Friday, May 22, 2020
AUGUSTA, Ga. (WRDW/WAGT) -- Seeing loved ones at local hospitals isn't as easy as it used to be. But chaplains at Augusta University Health are trying to be the voice in between.
As medical staff members pace the halls, patients sit behind closed doors.
“In this time with COVID, people feel very isolated. They are very fearful. We don’t know enough about this to know what will happen,” chaplain Jeff Flowers said.
Flowers is AU Health’s director of pastoral care.
As coronavirus has spread, his team of about 10 other staff members began asking a question: How do you virtually connect with people?
In some cases, it looks like a chaplain putting a phone to the patient’s window.
“The family said, ‘Can we just see them? We know our family member is not able to respond, but can we just see?” Flowers said.
He says that seemingly small gesture is a life-giving boost.
Other times, family members dress in personal protective equipment and go in themselves or ask a nurse.

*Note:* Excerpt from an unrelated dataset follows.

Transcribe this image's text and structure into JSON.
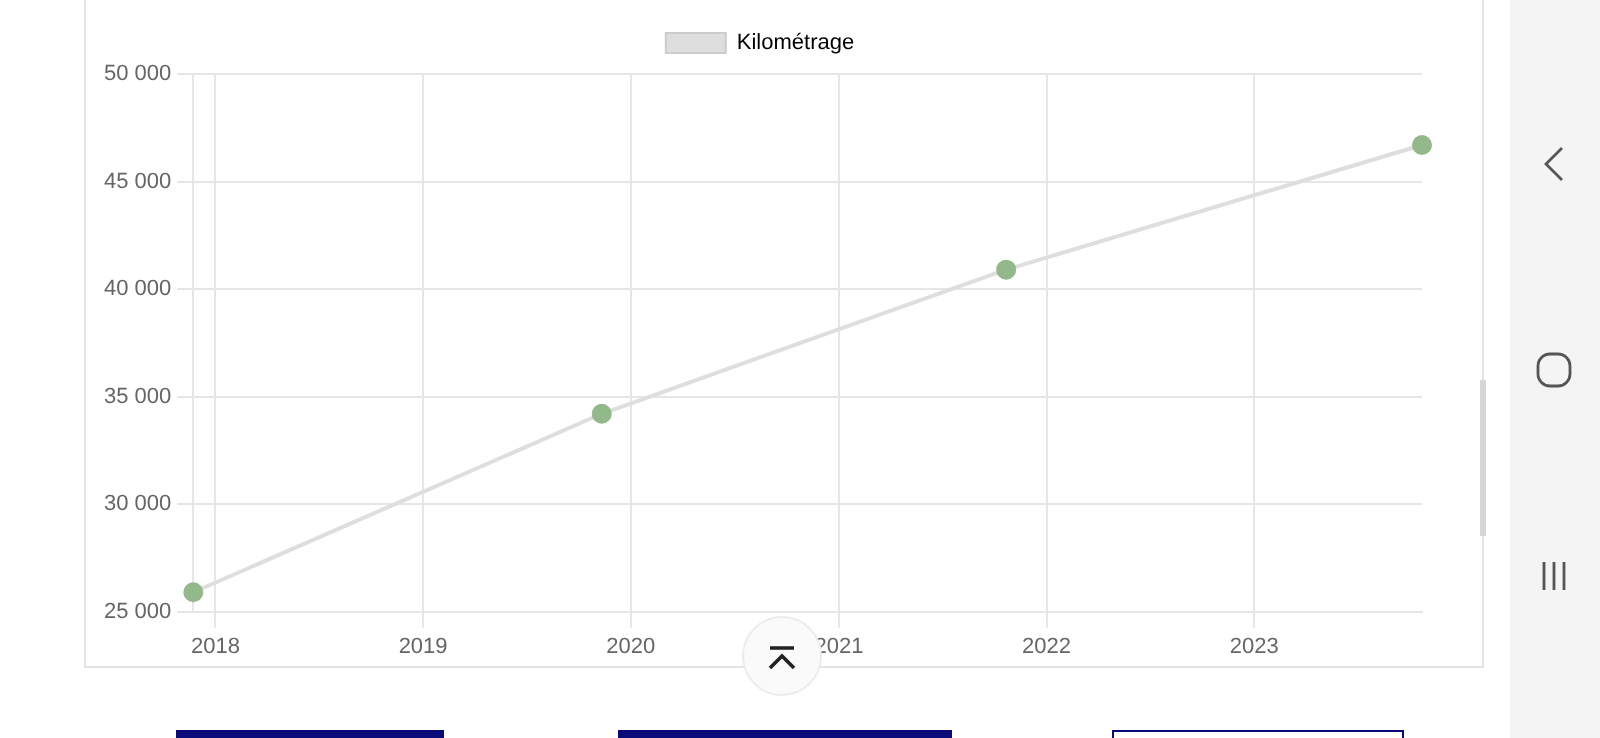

The chaplains at AU Health also help connect patients to faith communities in the area, providing devices so the patients can watch online services.
He said medical staff members are facing their own fears, like infecting their family.
“That’s an anxiety that all the frontline folks deal with each day,” Flowers said.
In this time, everyone needs support, even if it’s through a screen.
“The benefit of this is providing community, providing care, letting everyone know that you are not alone. There are people here with you who care about you and are going to do things to protect you,” Flowers said.
Nothing can replace family, but this sure is better than feeling alone.